The concerts will be in Festival Hall, and the students will move from the upstairs dance studio to the building’s boardroom and workshops to try out instruments.

“It can be a fun day to explore for the kids. They can just try anything they want to try, or if the parents want to know about lessons, they can find out how to pursue that,” Taylor said.

The College of Music has donated instruments, and a community grant from Target covered the costs for the event. Wal-Mart and Speedway Children’s Charity have helped fund the event as well. Little Guys Movers will transport the instruments from the college, and Melody Services is lending violins for the event. Pender’s Music is lending reeds for woodwinds and is offering cleaning services for the instruments.

Deb Dyer, a staffer with the arts council, said invitations for the Instrument Petting Zoo went out to Denton public schools, all of Denton’s private elementary schools, Corinth Elementary School and Krum schools.

Dyer said the arts center is well known for the council’s exhibitions.

“I’d say maybe what we don’t talk about as much over here is our children’s programming,” Dyer said. “This is a free program. The Super Arts Saturdays are free, and we have docent tours for children through the galleries. We don’t offer lessons, but we do have a lot of children’s programming here.”

“This really is a great resource here,” Scott said. “The schools and the community can experience a lot in this center.”

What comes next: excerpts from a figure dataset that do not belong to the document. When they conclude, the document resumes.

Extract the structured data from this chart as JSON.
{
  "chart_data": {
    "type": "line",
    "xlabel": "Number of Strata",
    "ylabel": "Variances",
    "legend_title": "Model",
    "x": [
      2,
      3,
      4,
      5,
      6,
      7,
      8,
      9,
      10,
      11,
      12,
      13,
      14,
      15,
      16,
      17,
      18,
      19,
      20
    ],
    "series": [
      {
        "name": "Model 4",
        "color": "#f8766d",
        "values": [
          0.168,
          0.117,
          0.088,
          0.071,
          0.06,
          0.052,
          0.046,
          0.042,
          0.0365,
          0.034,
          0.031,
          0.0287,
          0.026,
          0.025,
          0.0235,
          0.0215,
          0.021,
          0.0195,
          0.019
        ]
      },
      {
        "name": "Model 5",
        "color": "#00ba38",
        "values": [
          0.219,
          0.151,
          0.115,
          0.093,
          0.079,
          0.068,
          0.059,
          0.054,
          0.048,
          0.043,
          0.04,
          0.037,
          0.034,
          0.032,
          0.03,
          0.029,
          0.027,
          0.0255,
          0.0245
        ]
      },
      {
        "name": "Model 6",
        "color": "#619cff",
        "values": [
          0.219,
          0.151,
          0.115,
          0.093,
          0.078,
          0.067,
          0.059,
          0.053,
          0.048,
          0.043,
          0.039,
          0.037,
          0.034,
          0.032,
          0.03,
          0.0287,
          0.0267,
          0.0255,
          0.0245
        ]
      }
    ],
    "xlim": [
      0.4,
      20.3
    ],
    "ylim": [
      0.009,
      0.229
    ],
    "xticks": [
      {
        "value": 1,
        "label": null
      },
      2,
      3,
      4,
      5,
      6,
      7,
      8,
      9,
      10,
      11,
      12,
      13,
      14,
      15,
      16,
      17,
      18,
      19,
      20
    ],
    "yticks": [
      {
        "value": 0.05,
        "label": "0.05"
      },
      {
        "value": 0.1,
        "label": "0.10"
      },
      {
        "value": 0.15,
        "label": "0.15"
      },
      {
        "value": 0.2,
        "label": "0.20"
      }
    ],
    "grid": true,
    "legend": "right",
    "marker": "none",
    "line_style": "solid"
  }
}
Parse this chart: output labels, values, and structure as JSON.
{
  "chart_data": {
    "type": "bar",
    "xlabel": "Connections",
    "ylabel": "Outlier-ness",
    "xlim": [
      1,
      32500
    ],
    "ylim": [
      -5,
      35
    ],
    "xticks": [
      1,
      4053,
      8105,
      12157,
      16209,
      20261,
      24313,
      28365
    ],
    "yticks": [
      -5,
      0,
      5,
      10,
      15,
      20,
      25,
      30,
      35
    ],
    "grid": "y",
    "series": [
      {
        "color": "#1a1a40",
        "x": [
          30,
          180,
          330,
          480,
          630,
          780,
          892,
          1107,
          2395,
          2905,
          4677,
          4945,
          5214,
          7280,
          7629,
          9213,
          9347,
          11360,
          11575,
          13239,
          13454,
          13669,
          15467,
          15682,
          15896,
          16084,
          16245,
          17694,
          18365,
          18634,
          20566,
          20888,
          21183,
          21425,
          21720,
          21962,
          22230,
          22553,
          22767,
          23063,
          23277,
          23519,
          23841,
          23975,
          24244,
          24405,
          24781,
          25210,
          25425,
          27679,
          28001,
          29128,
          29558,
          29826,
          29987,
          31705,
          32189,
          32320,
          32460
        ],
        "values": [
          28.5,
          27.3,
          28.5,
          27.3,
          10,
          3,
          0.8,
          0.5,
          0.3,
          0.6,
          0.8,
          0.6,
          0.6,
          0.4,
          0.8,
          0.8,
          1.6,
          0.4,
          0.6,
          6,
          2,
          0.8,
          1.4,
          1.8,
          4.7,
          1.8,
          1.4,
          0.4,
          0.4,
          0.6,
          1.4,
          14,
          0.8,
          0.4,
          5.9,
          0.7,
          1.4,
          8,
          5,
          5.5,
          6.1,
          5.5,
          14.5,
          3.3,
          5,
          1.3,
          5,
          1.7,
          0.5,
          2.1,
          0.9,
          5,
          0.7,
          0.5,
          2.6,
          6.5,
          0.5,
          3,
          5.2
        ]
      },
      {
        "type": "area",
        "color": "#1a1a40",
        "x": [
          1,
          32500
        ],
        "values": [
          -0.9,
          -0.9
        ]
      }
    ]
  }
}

LUCINDA BREEDING can be reached at 940-566-6877. Her e-mail address is cbreeding@dentonrc.com.

 

 

INSTRUMENT PETTING ZOO

What: At this Super Arts Saturdays event, second- through fifth-graders can try out brass, wind, string and percussion instruments.

When: 10 a.m. to noon Oct. 10

Where: Center for the Visual Arts, 400 E. Hickory St.

Details: Free, but space is limited and reservations are required by Friday. Call 940-382-2787.

On the Web: Register online at www.dentonarts.com.